Early abortion researchers and population controllers cheered the development of an abortion method that had the promise of putting abortion in a woman's own hands without the interference of doctors.  However, the early scientists studying the drug found that things were not that simple.  Because mifepristone alone often did not result in a complete abortion and left retained pregnancy tissue behind (even though it killed the embryo most of the time), a second drug (usually the prostaglandin misoprostol) was added to make abortion by pill more effective.  However, the two-drug regimen worked better if the second drug was given 24-48 hours after the mifepristone.  The time gap between the two drugs allowed for ambivalent or remorseful women to attempt to reverse the effects of mifepristone with progesterone therapy.  We know also that women are frequently coerced in to undergoing abortion, so the reversal therapy allows them a second chance.
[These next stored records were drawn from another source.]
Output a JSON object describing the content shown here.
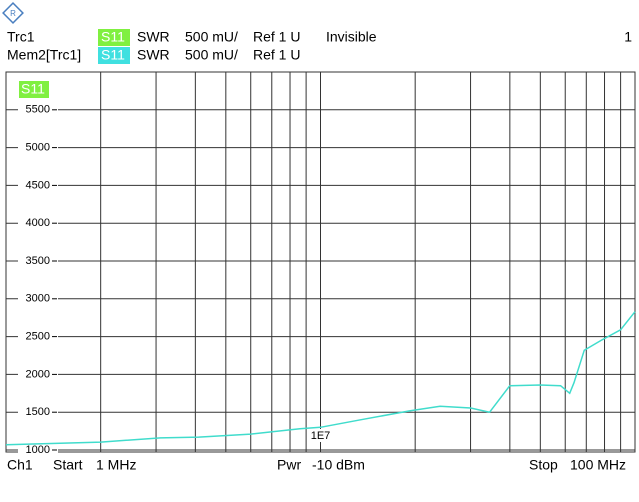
{
  "header": {
    "traces": [
      {
        "label": "Trc1",
        "param": "S11",
        "format": "SWR",
        "scale": "500 mU/",
        "ref": "Ref 1 U",
        "state": "Invisible"
      },
      {
        "label": "Mem2[Trc1]",
        "param": "S11",
        "format": "SWR",
        "scale": "500 mU/",
        "ref": "Ref 1 U"
      }
    ],
    "channel_number": "1"
  },
  "footer": {
    "channel": "Ch1",
    "start": "Start",
    "start_value": "1 MHz",
    "power": "Pwr",
    "power_value": "-10 dBm",
    "stop": "Stop",
    "stop_value": "100 MHz"
  },
  "chart_data": {
    "type": "line",
    "trace_tag": "S11",
    "log_x": true,
    "grid": true,
    "xlim": [
      1,
      100
    ],
    "ylim": [
      1000,
      6000
    ],
    "xgrid": [
      2,
      3,
      4,
      5,
      6,
      7,
      8,
      9,
      10,
      20,
      30,
      40,
      50,
      60,
      70,
      80,
      90
    ],
    "decade_marker": {
      "value": 10,
      "label": "1E7"
    },
    "yticks": [
      1000,
      1500,
      2000,
      2500,
      3000,
      3500,
      4000,
      4500,
      5000,
      5500
    ],
    "x": [
      1.0,
      2.0,
      3.1,
      4.1,
      6.0,
      8.6,
      10,
      13.4,
      19.3,
      24,
      30,
      34.5,
      40,
      50,
      58,
      62,
      64,
      69,
      78,
      90,
      100
    ],
    "series": [
      {
        "color": "#40dccc",
        "values": [
          1070,
          1105,
          1160,
          1170,
          1210,
          1280,
          1300,
          1400,
          1520,
          1580,
          1555,
          1500,
          1850,
          1860,
          1850,
          1750,
          1890,
          2320,
          2450,
          2590,
          2830
        ]
      }
    ]
  }
}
The original medical abortion studies of mifepristone alone used higher doses of mifepristone, and most were restricted to gestation under seven weeks.  Under these original conditions, according to the Davenport article, embryo survival after mifepristone alone in the best and largest study from Finland was 11.5%.  When misoprostol was added and given orally as in the U.S. FDA trials by Spitz, published in the 1998 New England Journal of Medicine, embryo survival seven weeks and under was 1%.

Although the FDA protocol required the larger 600-mg mifepristone dose and confined use to under seven weeks' gestation, abortion enthusiasts expanded use of the two-drug mifepristone regimen to nine and later ten weeks of pregnancy.  Other modifications were made in the regimen – in particular, vaginal use of misoprostol to achieve a higher rate of complete abortions at later gestations and home use of misoprostol.
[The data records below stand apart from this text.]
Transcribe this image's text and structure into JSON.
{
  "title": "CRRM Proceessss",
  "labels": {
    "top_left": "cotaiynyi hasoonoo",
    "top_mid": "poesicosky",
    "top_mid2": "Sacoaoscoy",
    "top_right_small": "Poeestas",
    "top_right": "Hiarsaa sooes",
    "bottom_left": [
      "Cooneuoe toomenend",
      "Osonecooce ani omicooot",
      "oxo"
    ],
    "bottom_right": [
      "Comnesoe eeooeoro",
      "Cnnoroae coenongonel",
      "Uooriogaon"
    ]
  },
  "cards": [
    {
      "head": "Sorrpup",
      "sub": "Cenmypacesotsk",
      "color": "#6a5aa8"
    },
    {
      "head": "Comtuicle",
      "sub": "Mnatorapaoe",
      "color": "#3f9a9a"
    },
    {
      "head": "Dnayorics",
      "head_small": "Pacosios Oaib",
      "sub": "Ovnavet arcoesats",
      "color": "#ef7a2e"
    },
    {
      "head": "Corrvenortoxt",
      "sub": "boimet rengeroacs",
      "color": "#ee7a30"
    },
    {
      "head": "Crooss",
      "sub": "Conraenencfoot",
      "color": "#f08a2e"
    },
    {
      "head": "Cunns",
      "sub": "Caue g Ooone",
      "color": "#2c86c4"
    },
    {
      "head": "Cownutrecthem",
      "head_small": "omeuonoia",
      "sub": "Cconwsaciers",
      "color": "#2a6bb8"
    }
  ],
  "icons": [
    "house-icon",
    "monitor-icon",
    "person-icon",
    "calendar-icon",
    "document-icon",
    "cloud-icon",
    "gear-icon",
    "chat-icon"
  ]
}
There has been a longstanding attempt to convert medical abortion to a do-it-yourself procedure.  However, in 2003-2004, not long after FDA approval of mifepristone in the U.S., four California women died from toxic shock from the bacterium Clostridium sordellii.  The victims were Holly Patterson, a northern California high school student; Chanelle Bryant, a young African-American woman from Los Angeles; Oriane Shevin, a lawyer; and Vivian Tran, a Vietnamese student teacher from Orange County who died suddenly on a trip with girlfriends to Las Vegas.  These deaths led to an investigation by medical authorities, including exhuming Ms. Tran's body to check for C. sordelli toxin.  Not long after these deaths, abortion researchers started to dose misoprostol buccally, holding it in the cheek, which produced a more acceptable percentage of complete abortions but apparently with less risk of toxic shock.
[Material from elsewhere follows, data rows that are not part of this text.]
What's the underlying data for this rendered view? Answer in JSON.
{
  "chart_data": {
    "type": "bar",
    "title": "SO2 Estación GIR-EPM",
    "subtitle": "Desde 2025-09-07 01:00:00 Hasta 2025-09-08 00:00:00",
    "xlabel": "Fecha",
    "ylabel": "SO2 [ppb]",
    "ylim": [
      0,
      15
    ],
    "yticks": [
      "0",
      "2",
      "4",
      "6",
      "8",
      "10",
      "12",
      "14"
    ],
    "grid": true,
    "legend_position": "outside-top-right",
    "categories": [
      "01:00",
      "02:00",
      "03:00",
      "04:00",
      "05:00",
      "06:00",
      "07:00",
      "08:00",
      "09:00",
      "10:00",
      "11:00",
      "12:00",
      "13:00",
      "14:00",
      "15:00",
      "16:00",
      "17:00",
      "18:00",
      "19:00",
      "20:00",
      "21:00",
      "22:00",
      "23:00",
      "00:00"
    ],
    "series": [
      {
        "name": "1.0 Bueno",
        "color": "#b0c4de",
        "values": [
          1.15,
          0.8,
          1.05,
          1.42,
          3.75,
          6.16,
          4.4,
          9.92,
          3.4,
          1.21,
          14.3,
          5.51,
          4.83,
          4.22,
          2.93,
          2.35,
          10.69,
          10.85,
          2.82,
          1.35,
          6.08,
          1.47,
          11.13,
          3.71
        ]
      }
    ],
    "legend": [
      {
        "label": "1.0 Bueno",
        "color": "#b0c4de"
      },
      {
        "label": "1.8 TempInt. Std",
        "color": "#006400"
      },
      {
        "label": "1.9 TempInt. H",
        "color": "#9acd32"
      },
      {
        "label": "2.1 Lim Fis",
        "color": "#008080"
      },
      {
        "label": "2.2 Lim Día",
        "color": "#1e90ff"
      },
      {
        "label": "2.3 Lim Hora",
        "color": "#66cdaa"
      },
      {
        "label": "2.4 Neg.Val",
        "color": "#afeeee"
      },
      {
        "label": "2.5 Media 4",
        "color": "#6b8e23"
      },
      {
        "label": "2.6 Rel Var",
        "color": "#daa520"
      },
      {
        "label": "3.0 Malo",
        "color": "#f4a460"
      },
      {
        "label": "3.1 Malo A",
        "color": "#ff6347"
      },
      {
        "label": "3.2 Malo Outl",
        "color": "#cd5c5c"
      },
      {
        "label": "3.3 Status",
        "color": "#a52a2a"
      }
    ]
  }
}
With current medical practice, almost 50% of early abortions under nine weeks use the abortion pill rather than surgery.  Now we know beyond a doubt that for vulnerable young women like Andrea who immediately regret beginning the abortion process, an effective, life-saving treatment is available in the form of a 24-hour hotline, staffed by nurses, linking them to more than 300 participating physicians.